Elogios? Mas não sabe já toda a gente que ele era o melhor naqueles escritos sublimes que fazia com tanto gosto e amor? Que era um profundo conhecedor da nossa realidade, justo e profundamente humano?
Que o seu saber era sólido e consistente e as suas ideias claras e apetecíveis? Que o seu talento era real como o era a realidade do trabalho com que o complementava?
Falar dos momentos que tanto me enriqueceram e honraram e com que me privilegiou partilhando-os comigo?
Dizer que, cá bem no fundo, pensava ser a partir de agora o tempo, talvez mais calmo, em que poderia desfrutar do seu saber e do infinito prazer da sua companhia?
Não sei, estou sem jeito. Mas talvez a homenagem que lhe possa fazer é ler, mais uma vez, este texto sublime, que lhe pedi para escrever sobre o nosso tão querido "sabor" a Portugal.
Leiam-no e percebam aí todo o seu carácter, todo o seu saber, toda a sua força, todo o seu amor.
Recuso-me a dizer-lhe adeus. Para mim é e será sempre, Viva David !
O bom sabor de Portugal
Nós, portugueses, somos um povo possuidor de um património cultural rico, variado e original. É neste âmbito que se enquadra a nossa gastronomia a qual, como alguém escreveu, "constitui seguramente um ramo da estética e ensina a arte de viver em sociedade".
Neste particular, não nos falta nada. Temos pães feitos com farinhas de todos os melhores cereais, temos um fumeiro de uma riqueza e variedade incomuns, temos os melhores peixes e mariscos do mundo, temos algumas carnes estimáveis e dois ou três queijos de que nos podemos orgulhar. São portugueses um dos grandes vinhos do mundo, o Porto, e um conjunto de vinhos de mesa, cuja qualidade é cada vez mais reconhecida. Temos, finalmente, um modo artesão de fazer muitos dos produtos citados, que pode e deve ser valorizado neste nosso mundo globalizado. Se temos um modo de ser únicos, então faz falta que valorizemos tal característica e qualidade.
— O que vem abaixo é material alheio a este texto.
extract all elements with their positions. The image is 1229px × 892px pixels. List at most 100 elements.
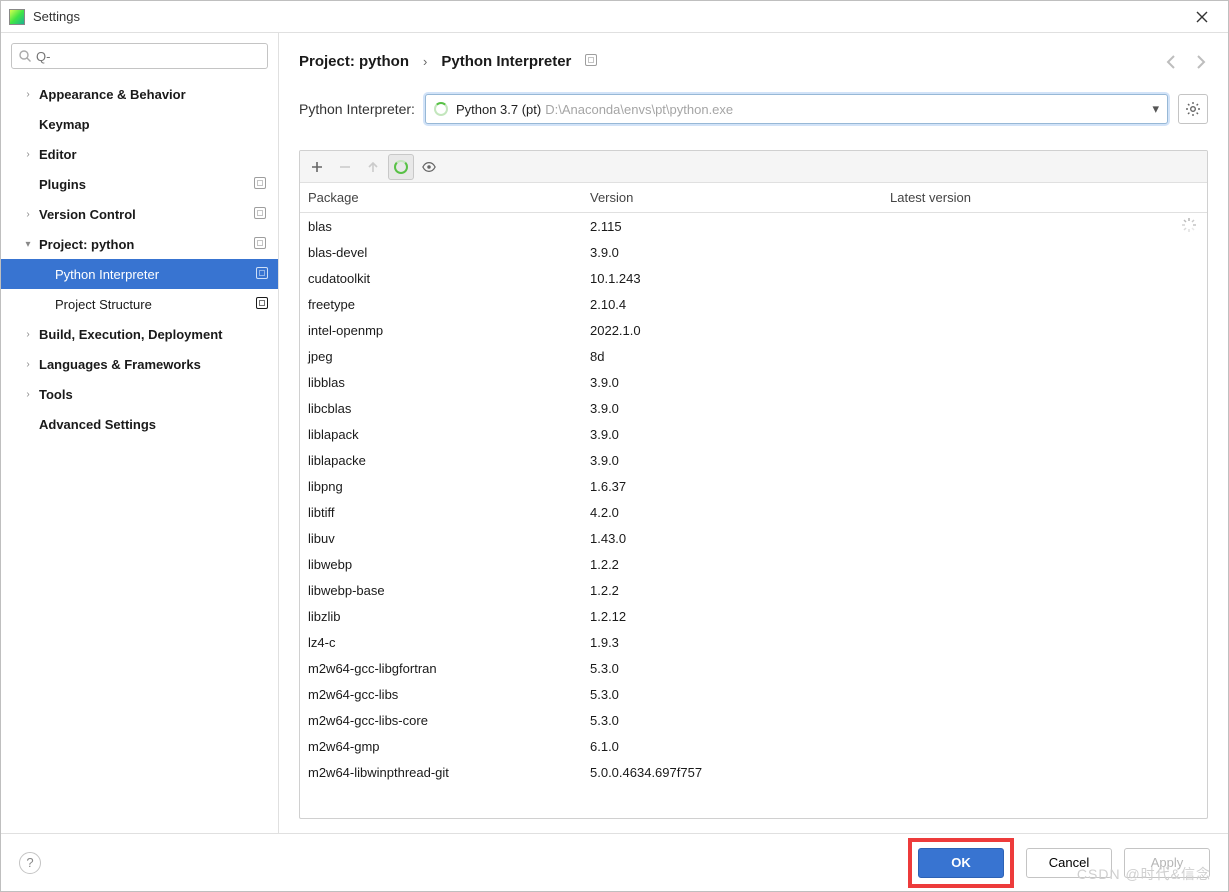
sidebar-item-build-execution-deployment[interactable]: ›Build, Execution, Deployment	[1, 319, 278, 349]
sidebar-item-appearance-behavior[interactable]: ›Appearance & Behavior	[1, 79, 278, 109]
scope-icon	[256, 267, 268, 282]
eye-icon	[422, 160, 436, 174]
sidebar-item-advanced-settings[interactable]: Advanced Settings	[1, 409, 278, 439]
sidebar-item-label: Advanced Settings	[39, 417, 268, 432]
package-version: 5.3.0	[590, 687, 890, 702]
package-version: 1.2.12	[590, 609, 890, 624]
column-latest[interactable]: Latest version	[890, 190, 1207, 205]
packages-list[interactable]: blas2.115blas-devel3.9.0cudatoolkit10.1.…	[300, 213, 1207, 818]
package-name: libwebp-base	[300, 583, 590, 598]
column-package[interactable]: Package	[300, 190, 590, 205]
breadcrumb-project[interactable]: Project: python	[299, 53, 409, 70]
package-row[interactable]: liblapack3.9.0	[300, 421, 1207, 447]
breadcrumb-page: Python Interpreter	[441, 53, 571, 70]
package-row[interactable]: libtiff4.2.0	[300, 499, 1207, 525]
package-row[interactable]: jpeg8d	[300, 343, 1207, 369]
package-version: 5.3.0	[590, 713, 890, 728]
upgrade-package-button	[360, 154, 386, 180]
sidebar-item-editor[interactable]: ›Editor	[1, 139, 278, 169]
column-version[interactable]: Version	[590, 190, 890, 205]
ok-button[interactable]: OK	[918, 848, 1004, 878]
scope-icon	[254, 207, 268, 221]
chevron-right-icon: ›	[17, 89, 39, 100]
search-input[interactable]	[11, 43, 268, 69]
scope-icon	[585, 54, 597, 69]
package-row[interactable]: libwebp-base1.2.2	[300, 577, 1207, 603]
package-row[interactable]: freetype2.10.4	[300, 291, 1207, 317]
package-version: 2.115	[590, 219, 890, 234]
chevron-down-icon: ▾	[1152, 101, 1159, 117]
package-version: 3.9.0	[590, 453, 890, 468]
interpreter-path: D:\Anaconda\envs\pt\python.exe	[545, 102, 733, 117]
package-name: m2w64-gcc-libs-core	[300, 713, 590, 728]
cancel-button[interactable]: Cancel	[1026, 848, 1112, 878]
package-row[interactable]: m2w64-gcc-libs-core5.3.0	[300, 707, 1207, 733]
package-row[interactable]: libblas3.9.0	[300, 369, 1207, 395]
package-row[interactable]: libuv1.43.0	[300, 525, 1207, 551]
window-close-button[interactable]	[1184, 1, 1220, 33]
package-row[interactable]: m2w64-gcc-libgfortran5.3.0	[300, 655, 1207, 681]
sidebar-item-project-python[interactable]: ▾Project: python	[1, 229, 278, 259]
chevron-right-icon: ›	[17, 359, 39, 370]
package-row[interactable]: blas2.115	[300, 213, 1207, 239]
package-version: 8d	[590, 349, 890, 364]
sidebar-item-languages-frameworks[interactable]: ›Languages & Frameworks	[1, 349, 278, 379]
package-row[interactable]: intel-openmp2022.1.0	[300, 317, 1207, 343]
package-version: 3.9.0	[590, 375, 890, 390]
sidebar-item-version-control[interactable]: ›Version Control	[1, 199, 278, 229]
package-row[interactable]: m2w64-libwinpthread-git5.0.0.4634.697f75…	[300, 759, 1207, 785]
package-name: lz4-c	[300, 635, 590, 650]
package-row[interactable]: cudatoolkit10.1.243	[300, 265, 1207, 291]
chevron-right-icon: ›	[17, 149, 39, 160]
search-field[interactable]	[36, 49, 261, 64]
nav-back-icon[interactable]	[1164, 54, 1180, 70]
packages-toolbar	[300, 151, 1207, 183]
show-early-releases-button[interactable]	[416, 154, 442, 180]
package-name: m2w64-libwinpthread-git	[300, 765, 590, 780]
package-row[interactable]: libpng1.6.37	[300, 473, 1207, 499]
package-row[interactable]: lz4-c1.9.3	[300, 629, 1207, 655]
interpreter-label: Python Interpreter:	[299, 101, 415, 117]
package-name: blas-devel	[300, 245, 590, 260]
package-name: m2w64-gcc-libs	[300, 687, 590, 702]
package-version: 4.2.0	[590, 505, 890, 520]
package-row[interactable]: libcblas3.9.0	[300, 395, 1207, 421]
package-name: m2w64-gcc-libgfortran	[300, 661, 590, 676]
package-version: 10.1.243	[590, 271, 890, 286]
nav-forward-icon[interactable]	[1192, 54, 1208, 70]
package-name: libwebp	[300, 557, 590, 572]
interpreter-select[interactable]: Python 3.7 (pt) D:\Anaconda\envs\pt\pyth…	[425, 94, 1168, 124]
close-icon	[1196, 11, 1208, 23]
package-name: libpng	[300, 479, 590, 494]
interpreter-name: Python 3.7 (pt)	[456, 102, 541, 117]
loading-icon	[1181, 217, 1197, 233]
sidebar-item-keymap[interactable]: Keymap	[1, 109, 278, 139]
app-icon	[9, 9, 25, 25]
interpreter-settings-button[interactable]	[1178, 94, 1208, 124]
package-row[interactable]: m2w64-gcc-libs5.3.0	[300, 681, 1207, 707]
sidebar-item-plugins[interactable]: Plugins	[1, 169, 278, 199]
help-button[interactable]: ?	[19, 852, 41, 874]
package-row[interactable]: m2w64-gmp6.1.0	[300, 733, 1207, 759]
sidebar-item-project-structure[interactable]: Project Structure	[1, 289, 278, 319]
conda-icon	[394, 160, 408, 174]
apply-button: Apply	[1124, 848, 1210, 878]
sidebar-item-tools[interactable]: ›Tools	[1, 379, 278, 409]
sidebar-item-label: Project Structure	[55, 297, 256, 312]
package-name: liblapack	[300, 427, 590, 442]
package-row[interactable]: blas-devel3.9.0	[300, 239, 1207, 265]
scope-icon	[254, 177, 268, 191]
package-version: 2.10.4	[590, 297, 890, 312]
chevron-right-icon: ›	[423, 54, 427, 69]
package-row[interactable]: liblapacke3.9.0	[300, 447, 1207, 473]
minus-icon	[338, 160, 352, 174]
package-row[interactable]: libwebp1.2.2	[300, 551, 1207, 577]
scope-icon	[254, 237, 268, 251]
package-name: m2w64-gmp	[300, 739, 590, 754]
add-package-button[interactable]	[304, 154, 330, 180]
conda-button[interactable]	[388, 154, 414, 180]
package-version: 1.6.37	[590, 479, 890, 494]
breadcrumb: Project: python › Python Interpreter	[299, 53, 1208, 70]
sidebar-item-python-interpreter[interactable]: Python Interpreter	[1, 259, 278, 289]
package-row[interactable]: libzlib1.2.12	[300, 603, 1207, 629]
Mas se temos consciência da nossa individualidade de povo velho de muitos séculos, também temos que ter a lucidez de constatar que quase ninguém conhece o que temos de melhor nos domínios da gastronomia. Esta não pretende resolver os problemas da Humanidade. A sua função é muito mais comezinha, mas igualmente nobre: permitir que os homens se relacionem melhor e sejam mais sábios sobre um assunto que tem a ver com a sua qualidade de vida e da sociedade em que se integram, ou seja, com a sua felicidade. Um gastrónomo, quando o é em consciência, é uma espécie de guardião da integridade e da genuinidade do domínio alimentar de toda uma comunidade.
Faz também sentido chamar a atenção para o facto de, na última década, termos assistido ao aparecimento de um conjunto de cozinheiras e cozinheiros, alguns dos quais, devido ao seu talento criativo, ganharam direito ao título de chefes de cozinha, os quais, maioritariamente ancorados no melhor que tem a nossa culinária tradicional, nos posicionam num patamar que aponta para a modernidade e, até, a vanguarda.
Estamos, então, num daqueles momentos em que o que faz falta é unir vontades, boas vontades, energias, capacidade de trabalho, rigor e disciplina que nos façam dar um salto em frente. Não será tarefa fácil convencer o mundo de que Portugal é um lugar de coisas boas, originais, saborosíssimas. Mas, embora muitas vezes não pareça, nós ainda não perdemos o jeito e a capacidade para respondermos aos desafios que se nos colocam. Agora trata-se de construir uma imagem convincente do que temos de melhor nos domínios das gastronomia e vinhos, de a dar a conhecer ao mundo e às suas gentes, ganhando-as para a certeza de que o sabor de Portugal é requintado, sofisticado e cosmopolita.